Generates data from a difference-in-differences model used in Sant’Anna and Zhao (2020). The data generating process is defined as follows. For a generic $$W=(W_1, W_2, W_3, W_4)^T$$, let

\begin{align}\begin{aligned}f_{reg}(W) &= 210 + 27.4 \cdot W_1 +13.7 \cdot (W_2 + W_3 + W_4),\\f_{ps}(W) &= 0.75 \cdot (-W_1 + 0.5 \cdot W_2 -0.25 \cdot W_3 - 0.1 \cdot W_4).\end{aligned}\end{align}

Let $$X= (X_1, X_2, X_3, X_4)^T \sim \mathcal{N}(0, \Sigma)$$, where $$\Sigma$$ is a matrix with entries $$\Sigma_{kj} = c^{|j-k|}$$. The default value is $$c = 0$$, corresponding to the identity matrix. Further, define $$Z_j = (\tilde{Z_j} - \mathbb{E}[\tilde{Z}_j]) / \sqrt{\text{Var}(\tilde{Z}_j)}$$, where $$\tilde{Z}_1 = \exp(0.5 \cdot X_1)$$, $$\tilde{Z}_2 = 10 + X_2/(1 + \exp(X_1))$$, $$\tilde{Z}_3 = (0.6 + X_1 \cdot X_3 / 25)^3$$ and $$\tilde{Z}_4 = (20 + X_2 + X_4)^2$$. At first define

\begin{align}\begin{aligned}Y_0(0) &= f_{reg}(W_{reg}) + \nu(W_{reg}, D) + \varepsilon_0,\\Y_1(d) &= 2 \cdot f_{reg}(W_{reg}) + \nu(W_{reg}, D) + \varepsilon_1(d),\\p(W_{ps}) &= \frac{\exp(f_{ps}(W_{ps}))}{1 + \exp(f_{ps}(W_{ps}))},\\D &= 1\{p(W_{ps}) \ge U\},\end{aligned}\end{align}

where $$\varepsilon_0, \varepsilon_1(d), d=0, 1$$ are independent standard normal random variables, $$U \sim \mathcal{U}[0, 1]$$ is a independent standard uniform and $$\nu(W_{reg}, D)\sim \mathcal{N}(D \cdot f_{reg}(W_{reg}),1)$$. The different data generating processes are defined via

\begin{align}\begin{aligned}DGP1:\quad W_{reg} &= Z \quad W_{ps} = Z\\DGP2:\quad W_{reg} &= Z \quad W_{ps} = X\\DGP3:\quad W_{reg} &= X \quad W_{ps} = Z\\DGP4:\quad W_{reg} &= X \quad W_{ps} = X\\DGP5:\quad W_{reg} &= Z \quad W_{ps} = 0\\DGP6:\quad W_{reg} &= X \quad W_{ps} = 0,\end{aligned}\end{align}

such that the last two settings correspond to an experimental setting with treatment probability of $$P(D=1) = \frac{1}{2}.$$ For the panel data the outcome is already defined as the difference $$Y = Y_1(D) - Y_0(0)$$. For cross-sectional data the flag cross_sectional_data has to be set to True. Then the outcome will be defined to be

$Y = T \cdot Y_1(D) + (1-T) \cdot Y_0(0),$

where $$T = 1\{U_T\le \lambda_T \}$$ with $$U_T\sim \mathcal{U}[0, 1]$$ and $$\lambda_T=0.5$$. The true average treatment effect on the treated is zero for all data generating processes.

Parameters:
• n_obs – The number of observations to simulate.

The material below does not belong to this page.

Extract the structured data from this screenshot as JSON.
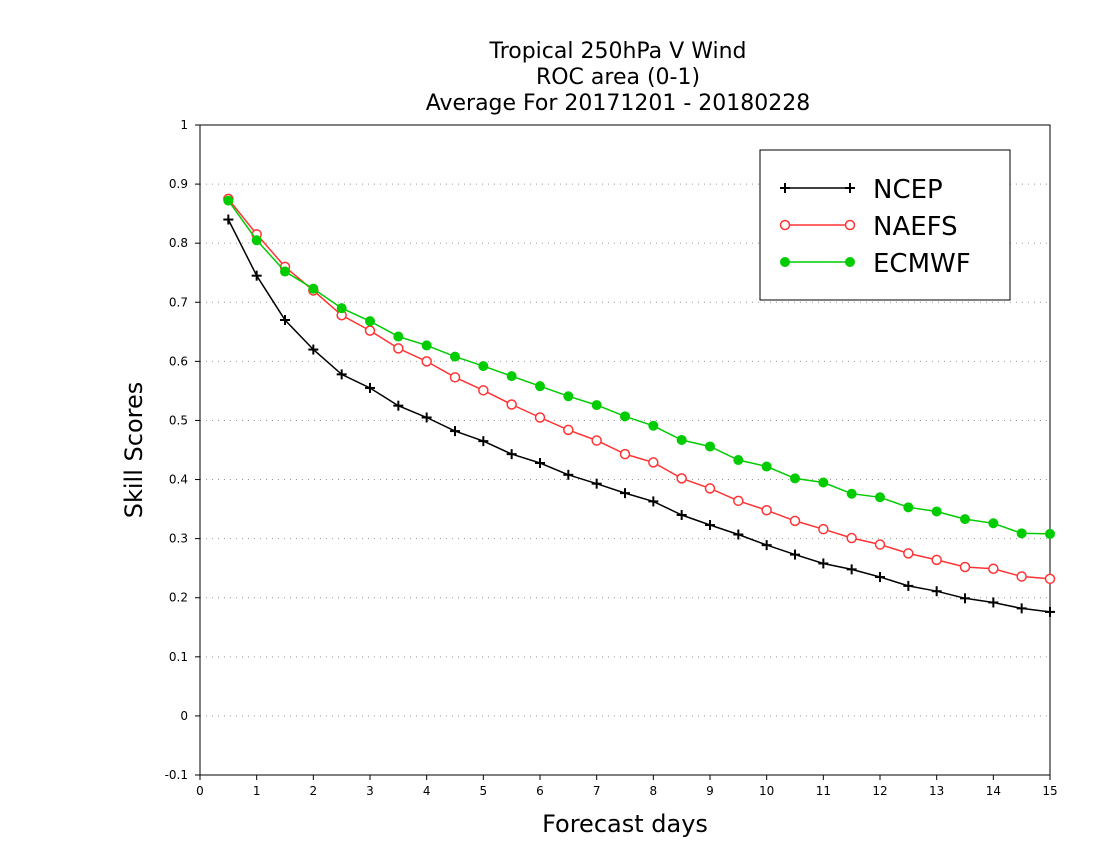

• dgp_type – The DGP to be used. Default value is 1 (integer).

• cross_sectional_data – Indicates whether the setting is uses cross-sectional or panel data. Default value is False.

• return_type

If 'DoubleMLData' or DoubleMLData, returns a DoubleMLData object.

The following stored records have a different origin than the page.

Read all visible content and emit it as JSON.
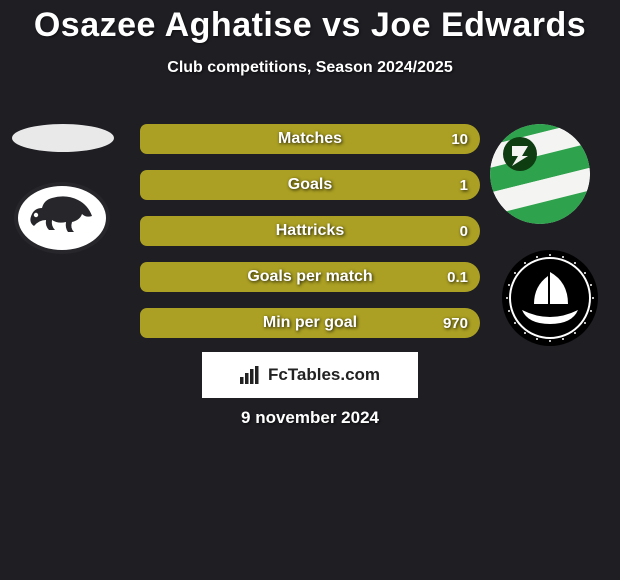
{
  "background_color": "#1e1e23",
  "title": "Osazee Aghatise vs Joe Edwards",
  "title_color": "#ffffff",
  "title_fontsize": 34,
  "subtitle": "Club competitions, Season 2024/2025",
  "subtitle_color": "#ffffff",
  "subtitle_fontsize": 16,
  "left_color": "#aba023",
  "right_color": "#aba023",
  "label_text_color": "#ffffff",
  "label_fontsize": 16,
  "value_text_color": "#ffffff",
  "value_fontsize": 15,
  "bars": [
    {
      "label": "Matches",
      "left_value": "",
      "right_value": "10",
      "left_pct": 2,
      "right_pct": 98
    },
    {
      "label": "Goals",
      "left_value": "",
      "right_value": "1",
      "left_pct": 2,
      "right_pct": 98
    },
    {
      "label": "Hattricks",
      "left_value": "",
      "right_value": "0",
      "left_pct": 2,
      "right_pct": 98
    },
    {
      "label": "Goals per match",
      "left_value": "",
      "right_value": "0.1",
      "left_pct": 2,
      "right_pct": 98
    },
    {
      "label": "Min per goal",
      "left_value": "",
      "right_value": "970",
      "left_pct": 2,
      "right_pct": 98
    }
  ],
  "crest_left": {
    "bg": "#ffffff",
    "fg": "#1e1e23"
  },
  "crest_right": {
    "bg": "#000000",
    "fg": "#ffffff"
  },
  "avatar_right": {
    "stripe_green": "#2fa24d",
    "stripe_white": "#f4f5f2",
    "logo_bg": "#0e3d12"
  },
  "watermark": {
    "bg": "#ffffff",
    "brand_prefix": "Fc",
    "brand_main": "Tables",
    "brand_suffix": ".com",
    "text_color": "#222222"
  },
  "date": "9 november 2024",
  "date_color": "#ffffff",
  "date_fontsize": 17
}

If 'DataFrame', 'pd.DataFrame' or pd.DataFrame, returns a pd.DataFrame.

If 'array', 'np.ndarray', 'np.array' or np.ndarray, returns np.ndarray’s (x, y, d) or (x, y, d, t).

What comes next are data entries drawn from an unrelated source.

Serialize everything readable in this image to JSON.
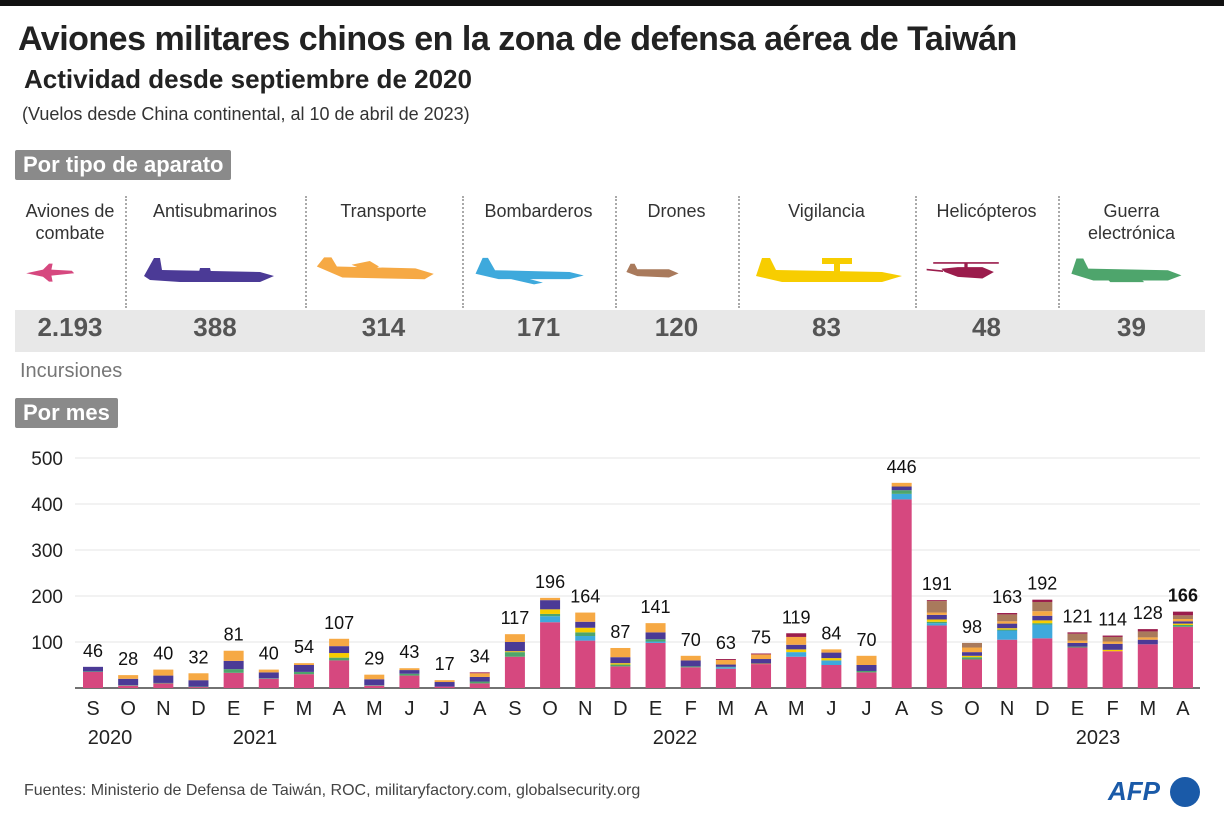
{
  "title": "Aviones militares chinos en la zona de defensa aérea de Taiwán",
  "subtitle": "Actividad desde septiembre de 2020",
  "note": "(Vuelos desde China continental, al 10 de abril de 2023)",
  "section_type": "Por tipo de aparato",
  "section_month": "Por mes",
  "incursions_label": "Incursiones",
  "types": [
    {
      "label": "Aviones de combate",
      "total": "2.193",
      "color": "#d6487f",
      "icon": "fighter-jet-icon"
    },
    {
      "label": "Antisubmarinos",
      "total": "388",
      "color": "#4b3a96",
      "icon": "antisubmarine-plane-icon"
    },
    {
      "label": "Transporte",
      "total": "314",
      "color": "#f6a944",
      "icon": "transport-plane-icon"
    },
    {
      "label": "Bombarderos",
      "total": "171",
      "color": "#3ea9dc",
      "icon": "bomber-icon"
    },
    {
      "label": "Drones",
      "total": "120",
      "color": "#a97a5c",
      "icon": "drone-icon"
    },
    {
      "label": "Vigilancia",
      "total": "83",
      "color": "#f7cd00",
      "icon": "surveillance-plane-icon"
    },
    {
      "label": "Helicópteros",
      "total": "48",
      "color": "#9b1c4c",
      "icon": "helicopter-icon"
    },
    {
      "label": "Guerra electrónica",
      "total": "39",
      "color": "#4ea56c",
      "icon": "electronic-warfare-plane-icon"
    }
  ],
  "source": "Fuentes: Ministerio de Defensa de Taiwán, ROC, militaryfactory.com, globalsecurity.org",
  "logo": "AFP",
  "chart_data": {
    "type": "bar",
    "stacked": true,
    "ylim": [
      0,
      500
    ],
    "yticks": [
      100,
      200,
      300,
      400,
      500
    ],
    "grid": true,
    "categories": [
      "S",
      "O",
      "N",
      "D",
      "E",
      "F",
      "M",
      "A",
      "M",
      "J",
      "J",
      "A",
      "S",
      "O",
      "N",
      "D",
      "E",
      "F",
      "M",
      "A",
      "M",
      "J",
      "J",
      "A",
      "S",
      "O",
      "N",
      "D",
      "E",
      "F",
      "M",
      "A"
    ],
    "years": [
      {
        "label": "2020",
        "at": 0
      },
      {
        "label": "2021",
        "at": 4
      },
      {
        "label": "2022",
        "at": 16
      },
      {
        "label": "2023",
        "at": 28
      }
    ],
    "totals": [
      46,
      28,
      40,
      32,
      81,
      40,
      54,
      107,
      29,
      43,
      17,
      34,
      117,
      196,
      164,
      87,
      141,
      70,
      63,
      75,
      119,
      84,
      70,
      446,
      191,
      98,
      163,
      192,
      121,
      114,
      128,
      166
    ],
    "series_order": [
      "Aviones de combate",
      "Bombarderos",
      "Guerra electrónica",
      "Vigilancia",
      "Antisubmarinos",
      "Transporte",
      "Drones",
      "Helicópteros"
    ],
    "series": [
      {
        "name": "Aviones de combate",
        "values": [
          35,
          5,
          10,
          2,
          33,
          20,
          30,
          60,
          5,
          27,
          3,
          10,
          68,
          143,
          103,
          47,
          98,
          45,
          42,
          52,
          68,
          50,
          34,
          410,
          136,
          62,
          105,
          108,
          88,
          80,
          95,
          133
        ]
      },
      {
        "name": "Bombarderos",
        "values": [
          0,
          0,
          0,
          0,
          0,
          0,
          0,
          0,
          0,
          0,
          0,
          0,
          0,
          13,
          10,
          0,
          3,
          0,
          3,
          0,
          10,
          10,
          0,
          12,
          5,
          0,
          20,
          30,
          0,
          0,
          0,
          0
        ]
      },
      {
        "name": "Guerra electrónica",
        "values": [
          1,
          1,
          1,
          1,
          8,
          1,
          5,
          6,
          1,
          4,
          0,
          4,
          10,
          5,
          8,
          4,
          5,
          2,
          1,
          0,
          0,
          0,
          3,
          8,
          3,
          5,
          2,
          3,
          2,
          0,
          0,
          4
        ]
      },
      {
        "name": "Vigilancia",
        "values": [
          0,
          0,
          0,
          0,
          0,
          0,
          0,
          10,
          0,
          0,
          0,
          0,
          2,
          10,
          10,
          3,
          0,
          0,
          0,
          1,
          6,
          5,
          0,
          0,
          5,
          3,
          3,
          6,
          0,
          3,
          0,
          3
        ]
      },
      {
        "name": "Antisubmarinos",
        "values": [
          10,
          14,
          16,
          14,
          18,
          13,
          15,
          15,
          13,
          8,
          10,
          10,
          20,
          20,
          13,
          13,
          15,
          13,
          5,
          10,
          10,
          12,
          13,
          8,
          10,
          8,
          10,
          10,
          8,
          13,
          10,
          5
        ]
      },
      {
        "name": "Transporte",
        "values": [
          0,
          8,
          13,
          15,
          22,
          6,
          4,
          16,
          10,
          4,
          4,
          8,
          17,
          5,
          20,
          20,
          20,
          10,
          10,
          10,
          17,
          7,
          20,
          8,
          5,
          10,
          5,
          10,
          5,
          5,
          5,
          5
        ]
      },
      {
        "name": "Drones",
        "values": [
          0,
          0,
          0,
          0,
          0,
          0,
          0,
          0,
          0,
          0,
          0,
          0,
          0,
          0,
          0,
          0,
          0,
          0,
          0,
          0,
          0,
          0,
          0,
          0,
          25,
          10,
          15,
          20,
          15,
          10,
          13,
          8
        ]
      },
      {
        "name": "Helicópteros",
        "values": [
          0,
          0,
          0,
          0,
          0,
          0,
          0,
          0,
          0,
          0,
          0,
          2,
          0,
          0,
          0,
          0,
          0,
          0,
          2,
          2,
          8,
          0,
          0,
          0,
          2,
          0,
          3,
          5,
          3,
          3,
          5,
          8
        ]
      }
    ]
  }
}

• **kwargs – Additional keyword arguments to set non-default values for the parameter $$xi=0.75$$, $$c=0.0$$ and $$\lambda_T=0.5$$.

References

Sant’Anna, P. H. and Zhao, J. (2020), Doubly robust difference-in-differences estimators. Journal of Econometrics, 219(1), 101-122. doi:10.1016/j.jeconom.2020.06.003.